Playing With Stones

Kolu was playing with $N$ piles of stones. His target is to make all piles equal within $M$ moves, possibly zero.

In one move, he can choose two adjacent piles, i-th and j-th such that $|i - j|=1$. Then he can exchange at most $K$ stones among these two piles. He can make moves on the same two piles any number of times.

You will be given the total number of piles $N$, the number of stones in each pile, and the maximum number of moves allowed, $M$. He can choose a non-negative integer $K$ arbitrarily. Determine the minimum value of $K$ to make the number of stones in each pile equal within $M$ moves or report that it's impossible to do so.

Input

The first line contains the number of test case $T$.

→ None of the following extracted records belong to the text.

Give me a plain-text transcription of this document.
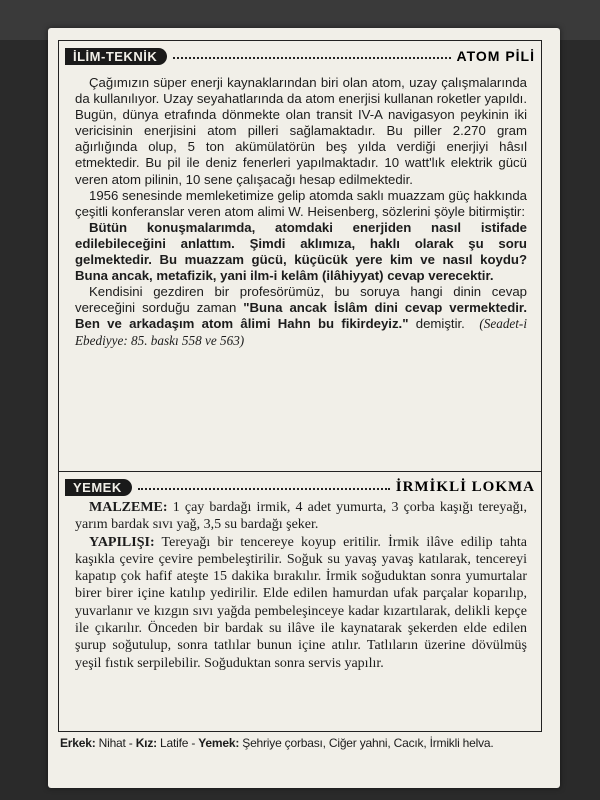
İLİM-TEKNİK	ATOM PİLİ

Çağımızın süper enerji kaynaklarından biri olan atom, uzay çalışmalarında da kullanılıyor. Uzay seyahatlarında da atom enerjisi kullanan roketler yapıldı. Bugün, dünya etrafında dönmekte olan transit IV-A navigasyon peykinin iki vericisinin enerjisini atom pilleri sağlamaktadır. Bu piller 2.270 gram ağırlığında olup, 5 ton akümülatörün beş yılda verdiği enerjiyi hâsıl etmektedir. Bu pil ile deniz fenerleri yapılmaktadır. 10 watt'lık elektrik gücü veren atom pilinin, 10 sene çalışacağı hesap edilmektedir.

1956 senesinde memleketimize gelip atomda saklı muazzam güç hakkında çeşitli konferanslar veren atom alimi W. Heisenberg, sözlerini şöyle bitirmiştir:

Bütün konuşmalarımda, atomdaki enerjiden nasıl istifade edilebileceğini anlattım. Şimdi aklımıza, haklı olarak şu soru gelmektedir. Bu muazzam gücü, küçücük yere kim ve nasıl koydu? Buna ancak, metafizik, yani ilm-i kelâm (ilâhiyyat) cevap verecektir.

Kendisini gezdiren bir profesörümüz, bu soruya hangi dinin cevap vereceğini sorduğu zaman "Buna ancak İslâm dini cevap vermektedir. Ben ve arkadaşım atom âlimi Hahn bu fikirdeyiz." demiştir. (Seadet-i Ebediyye: 85. baskı 558 ve 563)

YEMEK	İRMİKLİ LOKMA

MALZEME: 1 çay bardağı irmik, 4 adet yumurta, 3 çorba kaşığı tereyağı, yarım bardak sıvı yağ, 3,5 su bardağı şeker.

YAPILIŞI: Tereyağı bir tencereye koyup eritilir. İrmik ilâve edilip tahta kaşıkla çevire çevire pembeleştirilir. Soğuk su yavaş yavaş katılarak, tencereyi kapatıp çok hafif ateşte 15 dakika bırakılır. İrmik soğuduktan sonra yumurtalar birer birer içine katılıp yedirilir. Elde edilen hamurdan ufak parçalar koparılıp, yuvarlanır ve kızgın sıvı yağda pembeleşinceye kadar kızartılarak, delikli kepçe ile çıkarılır. Önceden bir bardak su ilâve ile kaynatarak şekerden elde edilen şurup soğutulup, sonra tatlılar bunun içine atılır. Tatlıların üzerine dövülmüş yeşil fıstık serpilebilir. Soğuduktan sonra servis yapılır.

Erkek: Nihat - Kız: Latife - Yemek: Şehriye çorbası, Ciğer yahni, Cacık, İrmikli helva.
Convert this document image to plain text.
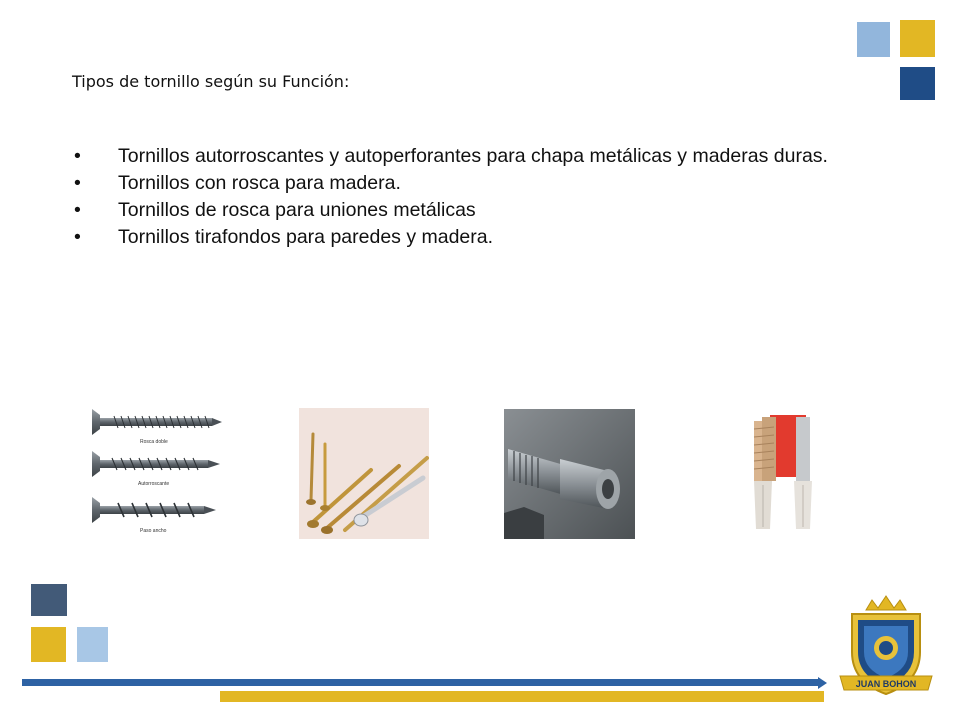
Tipos de tornillo según su Función:
• Tornillos autorroscantes y autoperforantes para chapa metálicas y maderas duras.
• Tornillos con rosca para madera.
• Tornillos de rosca para uniones metálicas
• Tornillos tirafondos para paredes y madera.
Rosca doble
Autorroscante
Paso ancho
JUAN BOHON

In each test case, the first line contains two integer $N$ and $M$ - the number of piles Kolu has, the maximum number of moves he can make and the following line contains $N$ non-negetive integers, $a_1, a_2, \dots, a_N$, where $a_i$ means number of stones in i-th pile for all $1 \le i \le N$.

Constraints

Subtask 1 (up to 10 points)

$1 \le T \le 11$
$1 \le N \le 10$
$0 \le M \le 10$
$0 \le a_i \le 10$

Subtask 2 (up to 30 points)

$1 \le T \le 11$
$1 \le N \le 500$
$0 \le M \le 500$
$0 \le a_i \le 500$

Subtask 3 (up to 60 Points)

$1 \le T \le 11$
$1 \le N \le 10^5$
$0 \le M \le 10^9$
$0 \le a_i \le 10^9$

Output

If it's not possible to make all the piles equal within $M$ moves, print "$-1$" (without quotation). Otherwise, print the minimum value of $K$.

Sample

Input	Output
3 3 2 1 2 3 3 2 1 4 10 5 4 2 8 5 5 10	1 5 4